Medline ® Abstracts for References 23,69

BACKGROUND: Dopaminergic medications relieve symptoms of the restless legs syndrome (RLS) but have the potential to cause iatrogenic worsening (augmentation) of RLS with long-term treatment. Pregabalin may be an effective alternative.

METHODS: In this 52-week, randomized, double-blind trial, we assessed efficacy and augmentation in patients with RLS who were treated with pregabalin as compared with placebo and pramipexole. Patients were randomly assigned to receive 52 weeks of treatment with pregabalin at a dose of 300 mg per day or pramipexole at a dose of 0.25 mg or 0.5 mg per day or 12 weeks of placebo followed by 40 weeks of randomly assigned active treatment. The primary analyses involved a comparison of pregabalin and placebo over a period of 12 weeks with use of the International RLS (IRLS) Study Group Rating Scale (on which the score ranges from 0 to 40, with a higher score indicating more severe symptoms), the Clinical Global Impression of Improvement scale (which was used to assess the proportion of patients with symptoms that were "very much improved" or "much improved"), and a comparison of rates of augmentation with pregabalin and pramipexole over a period of 40 or 52 weeks of treatment.

RESULTS: A total of 719 participants received daily treatment, 182 with 300 mg of pregabalin, 178 with 0.25 mg of pramipexole, 180 with 0.5 mg of pramipexole, and 179 with placebo. Over a period of 12 weeks, the improvement (reduction) in mean scores on the IRLS scale was greater, by 4.5 points, among participants receiving pregabalin than among those receiving placebo (P<0.001), and the proportion of patients with symptoms that were very much improved or much improved was also greater with pregabalin than with placebo (71.4% vs. 46.8%, P<0.001). The rate of augmentation over a period of 40 or 52 weeks was significantly lower with pregabalin than with pramipexole at a dose of 0.5 mg (2.1% vs. 7.7%, P=0.001) but not at a dose of 0.25 mg (2.1% vs. 5.3%, P=0.08). There were six cases of suicidal ideation in the group receiving pregabalin, three in the group receiving 0.25 mg of pramipexole, and two in the group receiving 0.5 mg of pramipexole.

CONCLUSIONS: Pregabalin provided significantly improved treatment outcomes as compared with placebo, and augmentation rates were significantly lower with pregabalin than with 0.5 mg of pramipexole. (Funded by Pfizer; ClinicalTrials.gov number, NCT00806026.).

OBJECTIVES: The aim of the study was to prospectively examine all patients with a diagnosis of RLS consulting a sleep disorders clinic and to assess RLS severity and augmentation and their associations, including ferritin levels.

METHODS: Patients were stratified into patients with RLS as ancillary diagnosis, RLS sufferers without current augmentation and RLS sufferers with current augmentation.
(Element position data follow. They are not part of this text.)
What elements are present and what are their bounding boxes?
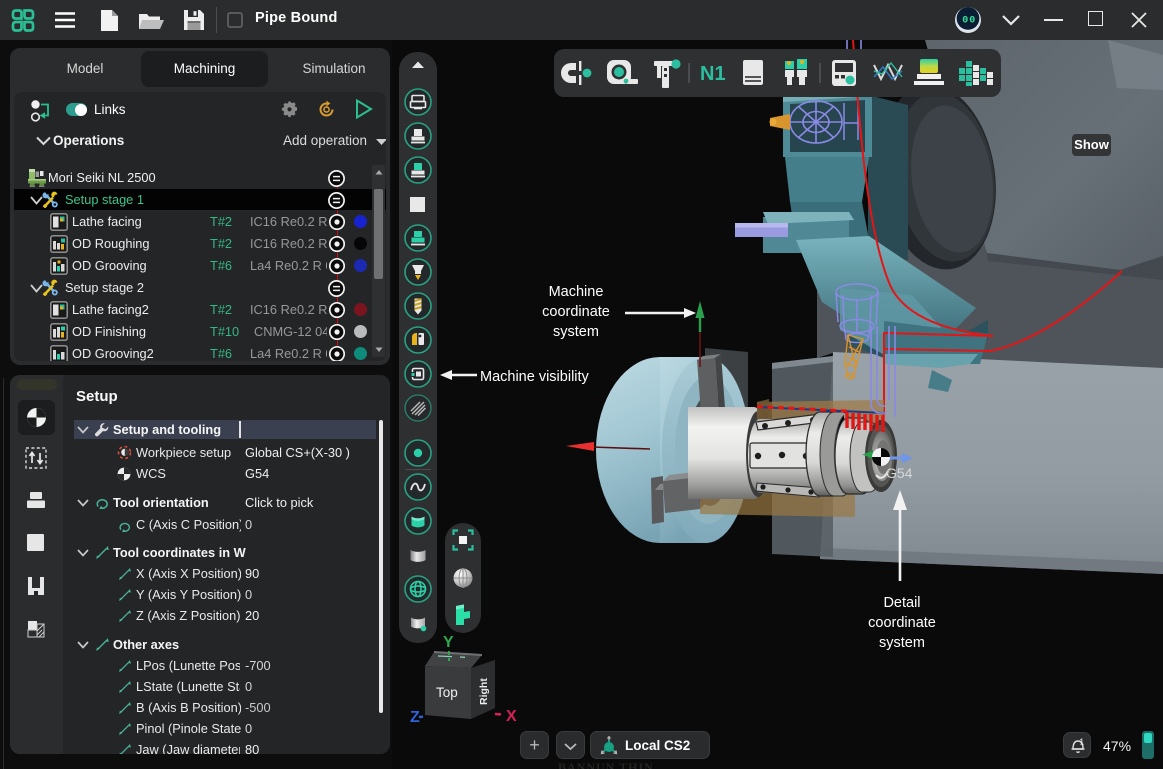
svg-text:1: 1 [1080, 738, 1085, 747]
svg-text:G54: G54 [886, 465, 913, 481]
svg-text:0: 0 [969, 16, 975, 27]
svg-text:Y: Y [443, 634, 454, 651]
svg-text:Z: Z [410, 709, 420, 726]
svg-text:N1: N1 [700, 63, 726, 85]
svg-text:0: 0 [962, 16, 968, 27]
svg-text:Top: Top [436, 685, 458, 700]
svg-text:Right: Right [478, 678, 490, 705]
svg-text:X: X [506, 708, 517, 725]
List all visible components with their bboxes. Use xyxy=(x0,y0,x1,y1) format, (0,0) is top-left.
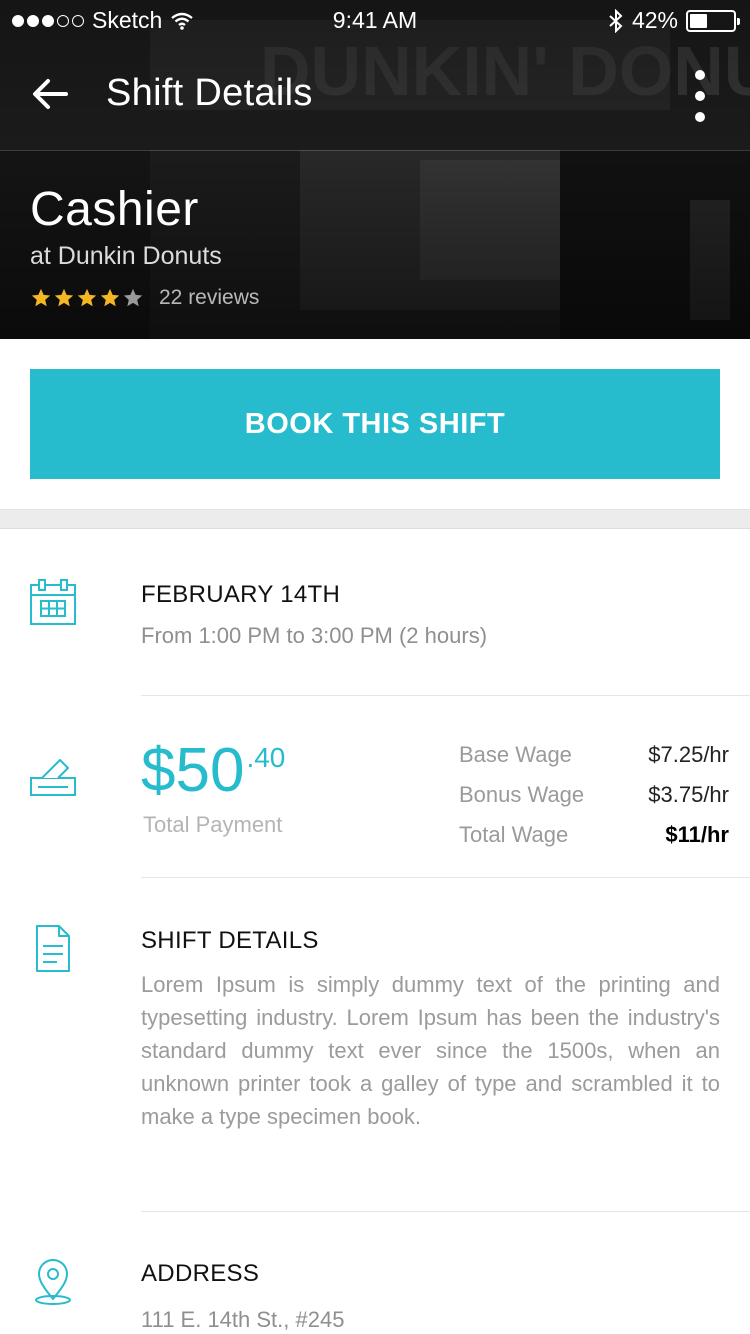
star-filled-icon xyxy=(54,288,74,307)
shift-time-range: From 1:00 PM to 3:00 PM (2 hours) xyxy=(141,623,488,648)
bluetooth-icon xyxy=(609,8,623,33)
battery-percent: 42% xyxy=(631,7,678,33)
shift-details-text: Lorem Ipsum is simply dummy text of the … xyxy=(141,972,720,1129)
calendar-icon xyxy=(30,579,76,625)
back-arrow-icon[interactable] xyxy=(28,72,72,116)
hero-header: DUNKIN' DONUTS Sketch 9:41 AM 42% xyxy=(0,0,750,339)
reviews-count[interactable]: 22 reviews xyxy=(159,286,259,310)
address-heading: ADDRESS xyxy=(141,1260,260,1287)
shift-details-heading: SHIFT DETAILS xyxy=(141,927,319,954)
wage-label: Total Wage xyxy=(459,822,569,847)
page-title: Shift Details xyxy=(106,72,313,114)
divider xyxy=(141,877,750,878)
job-company: at Dunkin Donuts xyxy=(30,242,222,270)
more-options-icon[interactable] xyxy=(690,70,710,122)
nav-bar: Shift Details xyxy=(0,40,750,150)
payment-dollars: $50 xyxy=(141,736,245,805)
total-payment-label: Total Payment xyxy=(143,812,283,837)
location-pin-icon xyxy=(35,1259,71,1305)
wage-label: Base Wage xyxy=(459,742,572,767)
wage-breakdown: Base Wage $7.25/hr Bonus Wage $3.75/hr T… xyxy=(459,735,729,855)
divider xyxy=(141,695,750,696)
job-title: Cashier xyxy=(30,183,199,236)
star-filled-icon xyxy=(31,288,51,307)
section-separator xyxy=(0,509,750,529)
status-bar: Sketch 9:41 AM 42% xyxy=(0,0,750,40)
star-filled-icon xyxy=(100,288,120,307)
payment-cents: .40 xyxy=(246,742,286,773)
address-line[interactable]: 111 E. 14th St., #245 xyxy=(141,1307,344,1333)
wage-row-base: Base Wage $7.25/hr xyxy=(459,735,729,775)
wage-row-total: Total Wage $11/hr xyxy=(459,815,729,855)
star-empty-icon xyxy=(123,288,143,307)
total-payment-amount: $50 .40 xyxy=(141,738,285,804)
star-filled-icon xyxy=(77,288,97,307)
divider xyxy=(141,1211,750,1212)
star-rating xyxy=(30,287,145,309)
wage-row-bonus: Bonus Wage $3.75/hr xyxy=(459,775,729,815)
wage-value: $7.25/hr xyxy=(648,742,729,767)
document-icon xyxy=(36,925,70,972)
shift-date: FEBRUARY 14TH xyxy=(141,581,341,608)
battery-icon xyxy=(686,9,740,32)
wage-value: $3.75/hr xyxy=(648,782,729,807)
rating: 22 reviews xyxy=(30,286,259,310)
edit-payment-icon xyxy=(30,759,76,796)
wage-value: $11/hr xyxy=(665,822,729,847)
wage-label: Bonus Wage xyxy=(459,782,585,807)
nav-divider xyxy=(0,150,750,151)
book-shift-button[interactable]: BOOK THIS SHIFT xyxy=(30,369,720,479)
Work-up included RLS severity scales and blood biochemical variables including indices of iron metabolism.

RESULTS: In an 18-month period, 302 patients with RLS (183 women, 119 men; mean age, 59.1+/-13.7 years) were recruited. RLS was considered idiopathic in 291 patients (96.4%). Most patients (240, 79.5%) were RLS sufferers, whereas the remaining 62 (20.5%) had RLS as ancillary diagnosis. Nineteen out of 162 patients treated with dopaminergic agents (11.7%) had current augmentation. Almost one-third of all patients (31.1%) had ferritin levels<50microg/l. Patients with an ancillary diagnosis of RLS had higher ferritin levels than RLS sufferers without current augmentation. The lowest ferritin levels were present in RLS sufferers with current augmentation 132.8+/-98.0microg/l vs. 100.6+/-84.5microg/l vs. 55.8+/-43.6microg/l; p=0.002). Patients with augmentation did not differ from non-augmented patients regarding age, gender, RLS etiology, presence of previous augmentation, or any other documented comorbidity (p>0.05).

CONCLUSION: The severity spectrum of RLS in this clinical cohort ranged from the ancillary diagnosis of RLS to augmented RLS. There was an inverse correlation between RLS severity and ferritin levels. Patients with current augmentation had the lowest ferritin levels. Our data further strengthen a putative role of low iron stores as a potential aggravator of idiopathic RLS. Moreover, low ferritin might represent a potential biomarker of RLS augmentation under dopaminergic therapy.